US Fed Poised to Hike Interest Rates to 22-Year High

Bullion Bite

A potential move by the US Federal Reserve to escalate interest rates this Wednesday, marking a stringent monetary policy not seen in 22 years, comes after signs of easing inflation amidst a brief hiatus in June.

The respite followed a vigorous year of consistent hikes that saw ten consecutive increases. The intention behind this breather was to permit officials the necessary time to appraise the state of the US economy, with specific attention to the influence of recent strains in the banking sector on lending conditions.

Subsequent weeks brought uplifting news of economic growth and tempered inflation metrics, thereby strengthening the probability of the Fed's decision-making committee endorsing an increase of a quarter percentage-point during the July 25-26 deliberations.

If approved, this change will drive the federal funds rate into the 5.25 to 5.5 percent bracket, a zenith unseen since 2001.

Joseph Gagnon, a distinguished fellow at the Peterson Institute for International Economics (PIIE), in conversation with AFP, stated that he would confidently anticipate the 25 basis points hike in the Fed funds rate at the upcoming meet. Echoing his sentiment, Michael Gapen, the chief US economist at Bank of America, stated in an investor brief that "the economic cooldown is an unhurried process."

Gapen believes that the majority of committee members are of the opinion that additional adjustments are required for equilibrium between supply and demand, thereby ensuring a steady disinflation process, another indication of his expectation for a further hike this Wednesday.

Market forecasts, according to CME Group, put the probability of the Fed raising its base rate by 25 basis points at its next meeting at over 99 percent. Nevertheless, uncertainties still linger concerning how far the Fed might have to stretch within this year to bring inflation back to its perennial two percent target.

The pause taken by the Fed in June saw its preferred inflation indicator soften to under four percent annually, with unemployment statistics persistently hovering near all-time lows. A consequent significant upward revision of the first quarter's economic growth—owing to robust consumer spending—propagated optimism of a 'soft landing,' where a recession and unemployment spike are averted as the Fed combats inflation via interest rate hikes.

As a testament to this, Deutsche Bank economists recently noted, "The distinction between a minor recession and a soft landing is increasingly subtle, with the likelihood of the latter undeniably escalating." Goldman Sachs responded to this trend by reducing its 12-month US recession forecast from 25 percent to 20 percent, although this figure still marginally surpasses average postwar levels.

Meanwhile, attention is drawn towards the Federal Reserve's next steps, given that the impending rate hike is widely anticipated. Predictions vary between a successive hike at the Fed's forthcoming September meeting and a decision to maintain the status quo.

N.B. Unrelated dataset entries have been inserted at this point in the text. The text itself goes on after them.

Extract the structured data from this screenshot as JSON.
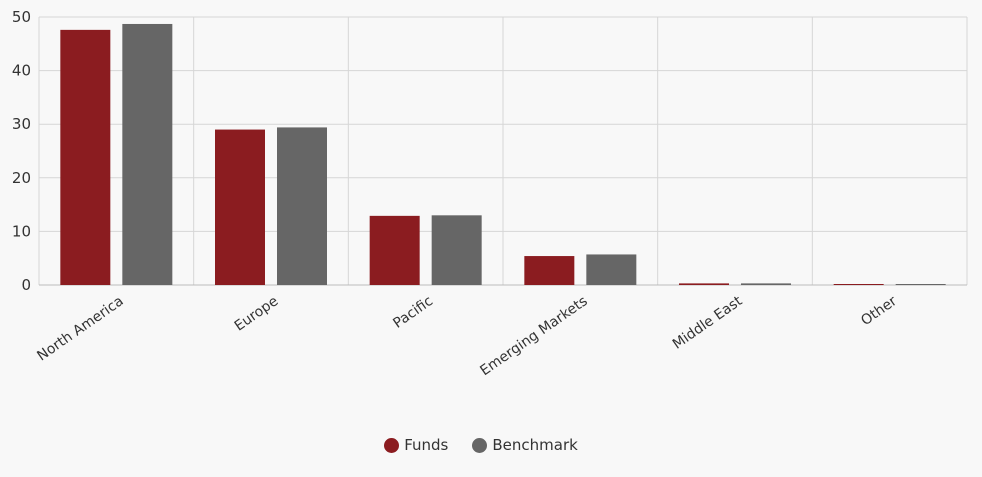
{
  "chart_data": {
    "type": "bar",
    "categories": [
      "North America",
      "Europe",
      "Pacific",
      "Emerging Markets",
      "Middle East",
      "Other"
    ],
    "series": [
      {
        "name": "Funds",
        "color": "#8b1c20",
        "values": [
          47.6,
          29.0,
          12.9,
          5.4,
          0.3,
          0.1
        ]
      },
      {
        "name": "Benchmark",
        "color": "#666666",
        "values": [
          48.7,
          29.4,
          13.0,
          5.7,
          0.3,
          0.1
        ]
      }
    ],
    "y_ticks": [
      "0",
      "10",
      "20",
      "30",
      "40",
      "50"
    ],
    "ylim": [
      0,
      50
    ],
    "grid": true,
    "legend_position": "bottom-center",
    "x_label_rotation": "diagonal"
  }
}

Joseph Gagnon from PIIE postulated, "Albeit they're advancing at a steady pace—25 basis points per meeting or perhaps every alternate meeting—I don't anticipate a halt." Jerome Powell, the Fed Chair, will face scrutiny during the post-decision press conference due to the ambiguity surrounding the September proceedings. As noted by economists at Morgan Stanley, "We anticipate Chair Powell to offer greater clarity regarding the benchmarks required for the Committee to confidently transition into a prolonged hold phase."